“Black Turnout in Alabama Complicates Debate on Voting Laws”

Important NYT read:

But research, particularly of voter ID laws in Texas, Wisconsin and other states, provides an imprecise picture of how much similar laws suppress turnout. And Eitan Hersh, a Tufts University political scientist who contributed to the analysis of Texas’ strict voter ID law, said research indicated that voter ID laws could alter very close elections but might not be as influential as some critics claim.

“These laws are complicated to assess,” Mr. Hersh said. “Alabama was a place where there was a lot of campaigning, and when campaigns liven up, you have a lot of mobilization efforts” that could offset the effect of an ID law on turnout…..

Some voting rights advocates stress that the relevant measure should be whether people were unable to vote, not whether particular policies determined the outcome of the election.
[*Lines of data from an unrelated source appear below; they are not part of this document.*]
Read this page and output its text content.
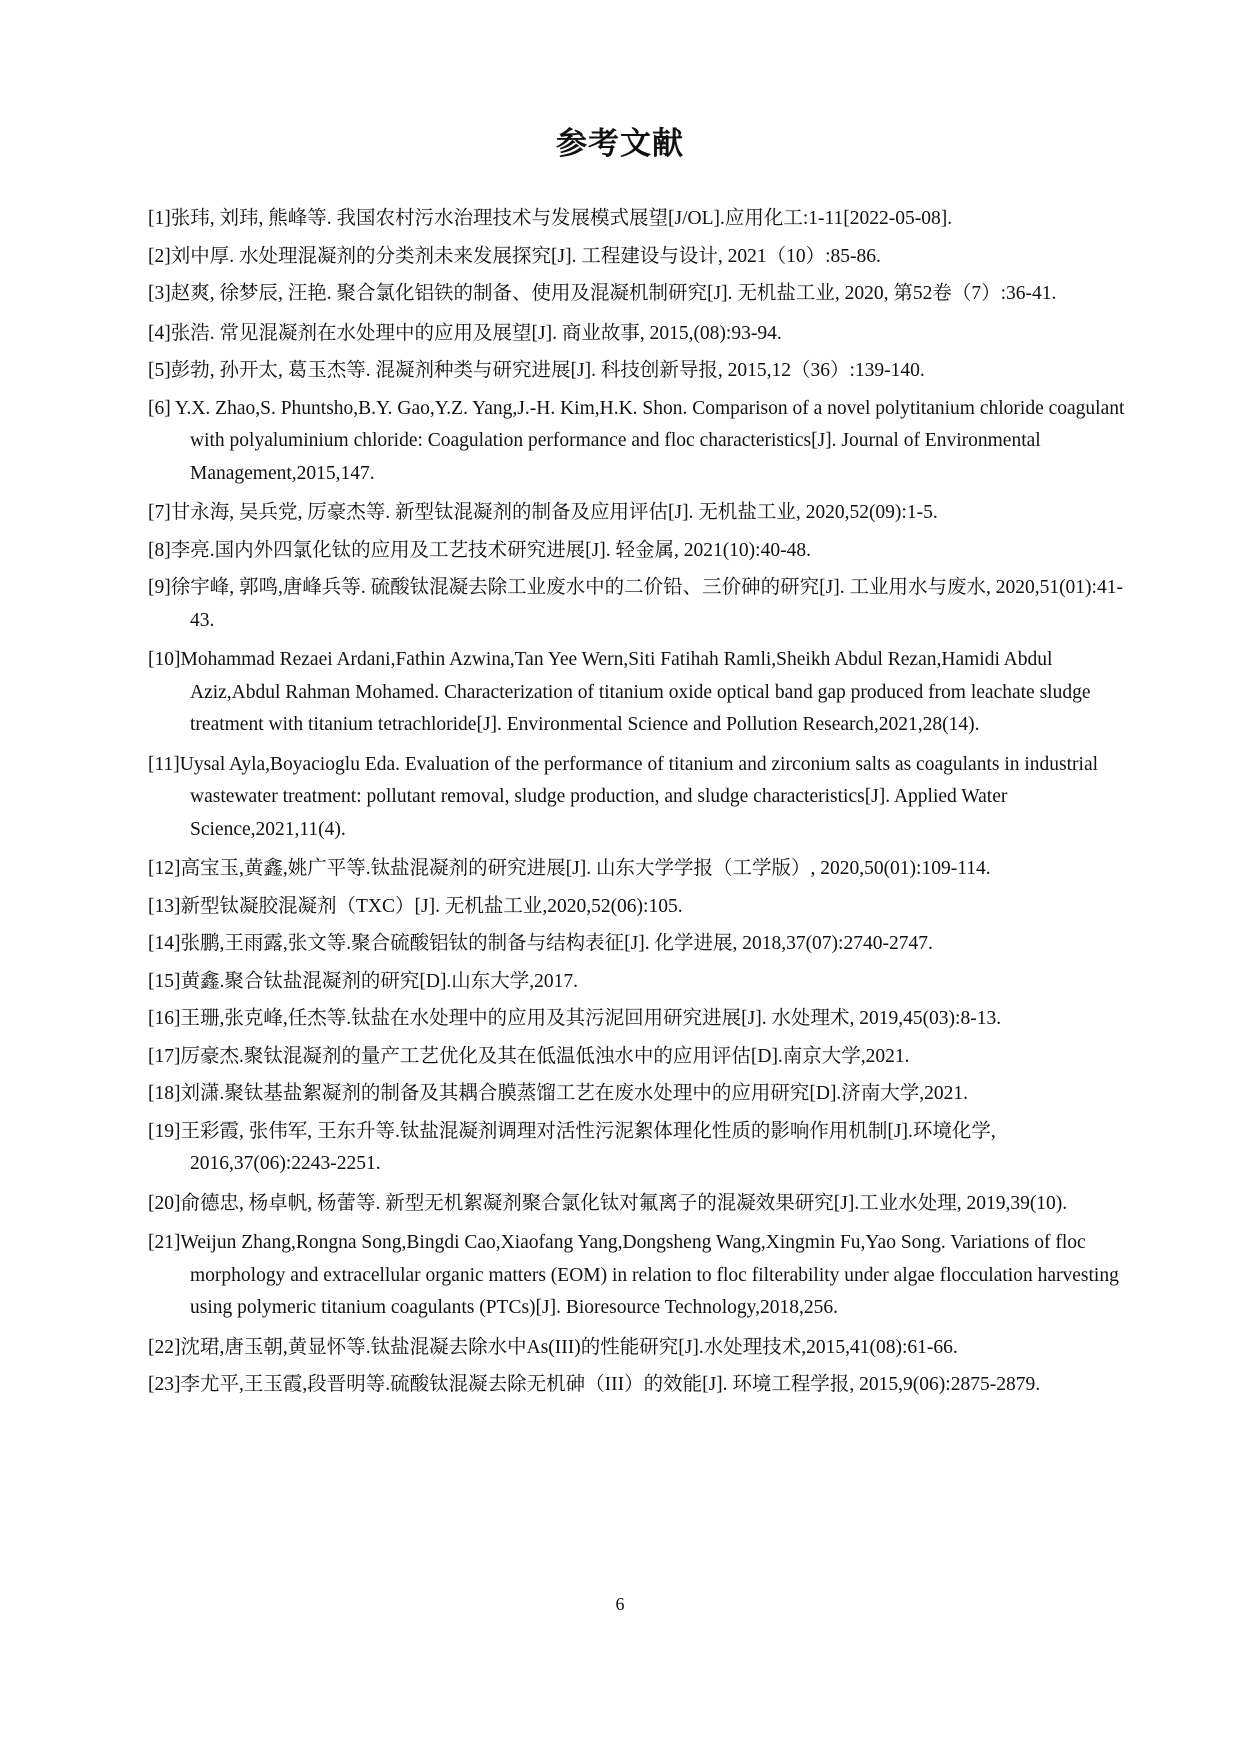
参考文献

[1]张玮, 刘玮, 熊峰等. 我国农村污水治理技术与发展模式展望[J/OL].应用化工:1-11[2022-05-08].

[2]刘中厚. 水处理混凝剂的分类剂未来发展探究[J]. 工程建设与设计, 2021（10）:85-86.

[3]赵爽, 徐梦辰, 汪艳. 聚合氯化铝铁的制备、使用及混凝机制研究[J]. 无机盐工业, 2020, 第52卷（7）:36-41.

[4]张浩. 常见混凝剂在水处理中的应用及展望[J]. 商业故事, 2015,(08):93-94.

[5]彭勃, 孙开太, 葛玉杰等. 混凝剂种类与研究进展[J]. 科技创新导报, 2015,12（36）:139-140.

[6] Y.X. Zhao,S. Phuntsho,B.Y. Gao,Y.Z. Yang,J.-H. Kim,H.K. Shon. Comparison of a novel polytitanium chloride coagulant with polyaluminium chloride: Coagulation performance and floc characteristics[J]. Journal of Environmental Management,2015,147.

[7]甘永海, 吴兵党, 厉豪杰等. 新型钛混凝剂的制备及应用评估[J]. 无机盐工业, 2020,52(09):1-5.

[8]李亮.国内外四氯化钛的应用及工艺技术研究进展[J]. 轻金属, 2021(10):40-48.

[9]徐宇峰, 郭鸣,唐峰兵等. 硫酸钛混凝去除工业废水中的二价铅、三价砷的研究[J]. 工业用水与废水, 2020,51(01):41-43.

[10]Mohammad Rezaei Ardani,Fathin Azwina,Tan Yee Wern,Siti Fatihah Ramli,Sheikh Abdul Rezan,Hamidi Abdul Aziz,Abdul Rahman Mohamed. Characterization of titanium oxide optical band gap produced from leachate sludge treatment with titanium tetrachloride[J]. Environmental Science and Pollution Research,2021,28(14).

[11]Uysal Ayla,Boyacioglu Eda. Evaluation of the performance of titanium and zirconium salts as coagulants in industrial wastewater treatment: pollutant removal, sludge production, and sludge characteristics[J]. Applied Water Science,2021,11(4).

[12]高宝玉,黄鑫,姚广平等.钛盐混凝剂的研究进展[J]. 山东大学学报（工学版）, 2020,50(01):109-114.

[13]新型钛凝胶混凝剂（TXC）[J]. 无机盐工业,2020,52(06):105.

[14]张鹏,王雨露,张文等.聚合硫酸铝钛的制备与结构表征[J]. 化学进展, 2018,37(07):2740-2747.

[15]黄鑫.聚合钛盐混凝剂的研究[D].山东大学,2017.

[16]王珊,张克峰,任杰等.钛盐在水处理中的应用及其污泥回用研究进展[J]. 水处理术, 2019,45(03):8-13.

[17]厉豪杰.聚钛混凝剂的量产工艺优化及其在低温低浊水中的应用评估[D].南京大学,2021.

[18]刘潇.聚钛基盐絮凝剂的制备及其耦合膜蒸馏工艺在废水处理中的应用研究[D].济南大学,2021.

[19]王彩霞, 张伟军, 王东升等.钛盐混凝剂调理对活性污泥絮体理化性质的影响作用机制[J].环境化学, 2016,37(06):2243-2251.

[20]俞德忠, 杨卓帆, 杨蕾等. 新型无机絮凝剂聚合氯化钛对氟离子的混凝效果研究[J].工业水处理, 2019,39(10).

[21]Weijun Zhang,Rongna Song,Bingdi Cao,Xiaofang Yang,Dongsheng Wang,Xingmin Fu,Yao Song. Variations of floc morphology and extracellular organic matters (EOM) in relation to floc filterability under algae flocculation harvesting using polymeric titanium coagulants (PTCs)[J]. Bioresource Technology,2018,256.

[22]沈珺,唐玉朝,黄显怀等.钛盐混凝去除水中As(III)的性能研究[J].水处理技术,2015,41(08):61-66.

[23]李尤平,王玉霞,段晋明等.硫酸钛混凝去除无机砷（III）的效能[J]. 环境工程学报, 2015,9(06):2875-2879.

6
“Voter suppression might not be attributable in every instance to changing an election outcome, but it’s significant to people who have barriers in front of them at the ballot box,” said Myrna Pérez, the deputy director of the democracy program at the Brennan Center for Justice at the New York University School of Law. She added: “The country is going to be poorer if we only care about voter suppression when it affects the outcome.”
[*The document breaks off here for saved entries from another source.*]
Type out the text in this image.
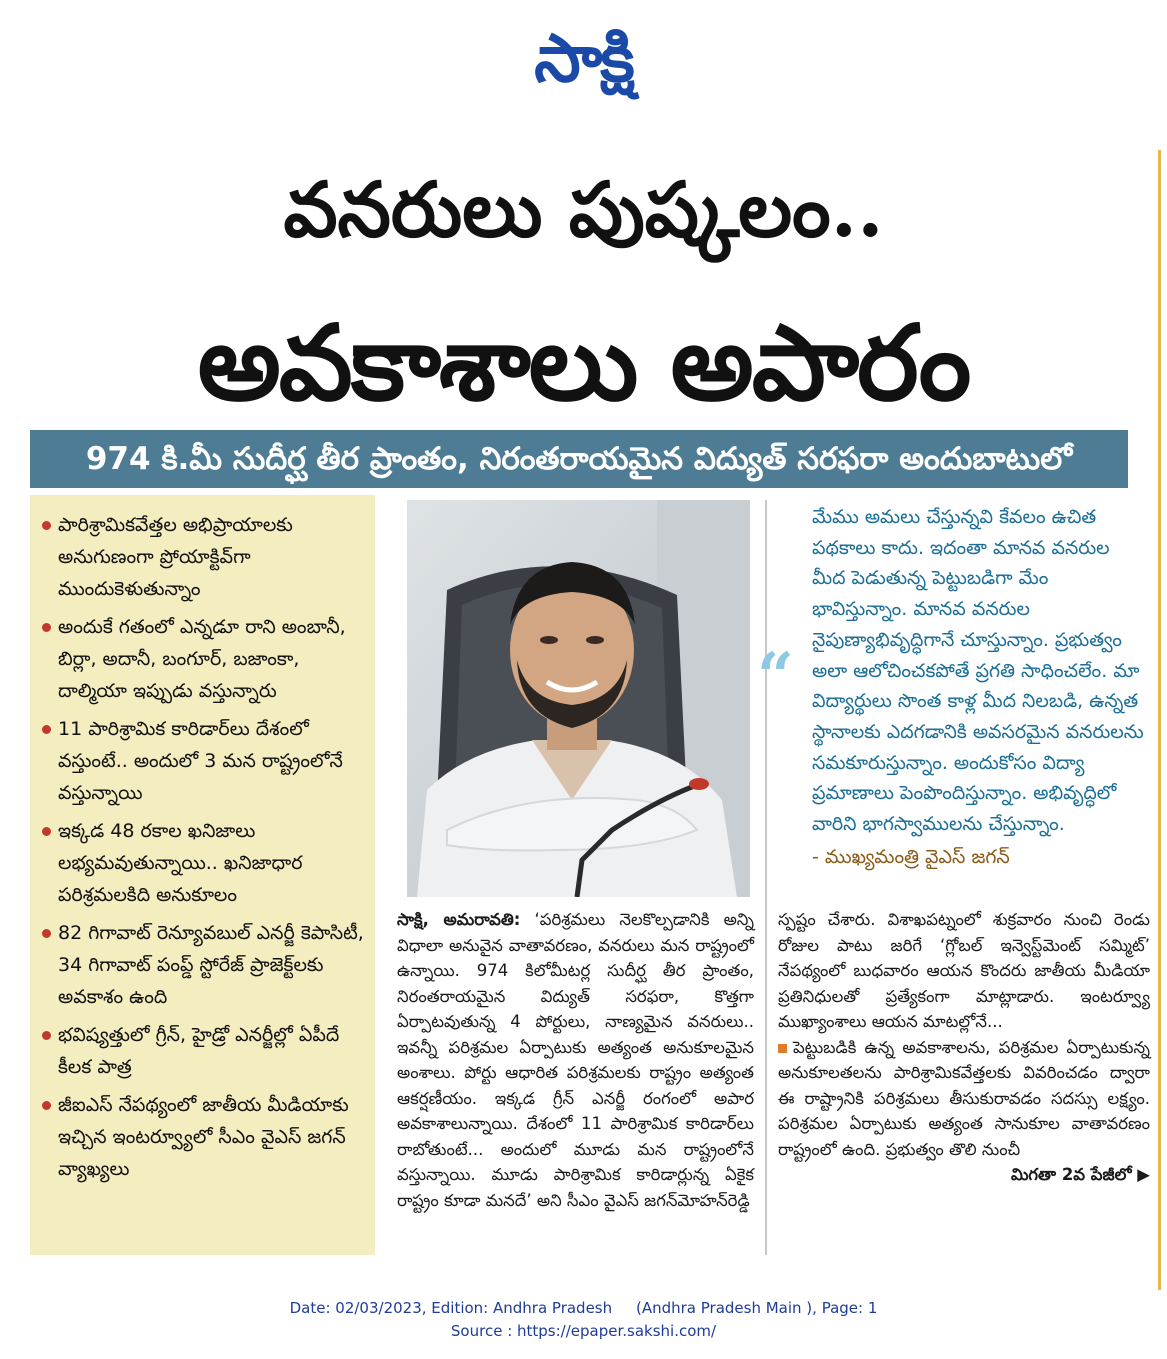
సాక్షి
వనరులు పుష్కలం..
అవకాశాలు అపారం
974 కి.మీ సుదీర్ఘ తీర ప్రాంతం, నిరంతరాయమైన విద్యుత్ సరఫరా అందుబాటులో
పారిశ్రామికవేత్తల అభిప్రాయాలకు అనుగుణంగా ప్రోయాక్టివ్‌గా ముందుకెళుతున్నాం
అందుకే గతంలో ఎన్నడూ రాని అంబానీ, బిర్లా, అదానీ, బంగూర్, బజాంకా, దాల్మియా ఇప్పుడు వస్తున్నారు
11 పారిశ్రామిక కారిడార్‌లు దేశంలో వస్తుంటే.. అందులో 3 మన రాష్ట్రంలోనే వస్తున్నాయి
ఇక్కడ 48 రకాల ఖనిజాలు లభ్యమవుతున్నాయి.. ఖనిజాధార పరిశ్రమలకిది అనుకూలం
82 గిగావాట్ రెన్యూవబుల్ ఎనర్జీ కెపాసిటీ, 34 గిగావాట్ పంప్డ్ స్టోరేజ్ ప్రాజెక్ట్‌లకు అవకాశం ఉంది
భవిష్యత్తులో గ్రీన్, హైడ్రో ఎనర్జీల్లో ఏపీదే కీలక పాత్ర
జీఐఎస్ నేపథ్యంలో జాతీయ మీడియాకు ఇచ్చిన ఇంటర్వ్యూలో సీఎం వైఎస్ జగన్ వ్యాఖ్యలు
“

మేము అమలు చేస్తున్నవి కేవలం ఉచిత పథకాలు కాదు. ఇదంతా మానవ వనరుల మీద పెడుతున్న పెట్టుబడిగా మేం భావిస్తున్నాం. మానవ వనరుల నైపుణ్యాభివృద్ధిగానే చూస్తున్నాం. ప్రభుత్వం అలా ఆలోచించకపోతే ప్రగతి సాధించలేం. మా విద్యార్థులు సొంత కాళ్ల మీద నిలబడి, ఉన్నత స్థానాలకు ఎదగడానికి అవసరమైన వనరులను సమకూరుస్తున్నాం. అందుకోసం విద్యా ప్రమాణాలు పెంపొందిస్తున్నాం. అభివృద్ధిలో వారిని భాగస్వాములను చేస్తున్నాం.

- ముఖ్యమంత్రి వైఎస్ జగన్

సాక్షి, అమరావతి: ‘పరిశ్రమలు నెలకొల్పడానికి అన్ని విధాలా అనువైన వాతావరణం, వనరులు మన రాష్ట్రంలో ఉన్నాయి. 974 కిలోమీటర్ల సుదీర్ఘ తీర ప్రాంతం, నిరంతరాయమైన విద్యుత్ సరఫరా, కొత్తగా ఏర్పాటవుతున్న 4 పోర్టులు, నాణ్యమైన వనరులు.. ఇవన్నీ పరిశ్రమల ఏర్పాటుకు అత్యంత అనుకూలమైన అంశాలు. పోర్టు ఆధారిత పరిశ్రమలకు రాష్ట్రం అత్యంత ఆకర్షణీయం. ఇక్కడ గ్రీన్ ఎనర్జీ రంగంలో అపార అవకాశాలున్నాయి. దేశంలో 11 పారిశ్రామిక కారిడార్‌లు రాబోతుంటే... అందులో మూడు మన రాష్ట్రంలోనే వస్తున్నాయి. మూడు పారిశ్రామిక కారిడార్లున్న ఏకైక రాష్ట్రం కూడా మనదే’ అని సీఎం వైఎస్ జగన్‌మోహన్‌రెడ్డి

స్పష్టం చేశారు. విశాఖపట్నంలో శుక్రవారం నుంచి రెండు రోజుల పాటు జరిగే ‘గ్లోబల్ ఇన్వెస్ట్‌మెంట్ సమ్మిట్’ నేపథ్యంలో బుధవారం ఆయన కొందరు జాతీయ మీడియా ప్రతినిధులతో ప్రత్యేకంగా మాట్లాడారు. ఇంటర్వ్యూ ముఖ్యాంశాలు ఆయన మాటల్లోనే...

పెట్టుబడికి ఉన్న అవకాశాలను, పరిశ్రమల ఏర్పాటుకున్న అనుకూలతలను పారిశ్రామికవేత్తలకు వివరించడం ద్వారా ఈ రాష్ట్రానికి పరిశ్రమలు తీసుకురావడం సదస్సు లక్ష్యం. పరిశ్రమల ఏర్పాటుకు అత్యంత సానుకూల వాతావరణం రాష్ట్రంలో ఉంది. ప్రభుత్వం తొలి నుంచీ

మిగతా 2వ పేజీలో ▶

Date: 02/03/2023, Edition: Andhra Pradesh     (Andhra Pradesh Main ), Page: 1
Source : https://epaper.sakshi.com/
The outcome, however, is increasingly the standard by which voting-rights cases are decided. The Supreme Court’s Shelby County v. Holder decision, which dramatically scaled back the Voting Rights Act, relieved scores of states and local governments with a history of bias from the need to prove that new election rules did not discriminate. Since 2013, the burden of proving discrimination — and the cost of detecting and litigating it — has been shifted to minority voters and the groups that represent them.

To many, that’s a standard that rankles.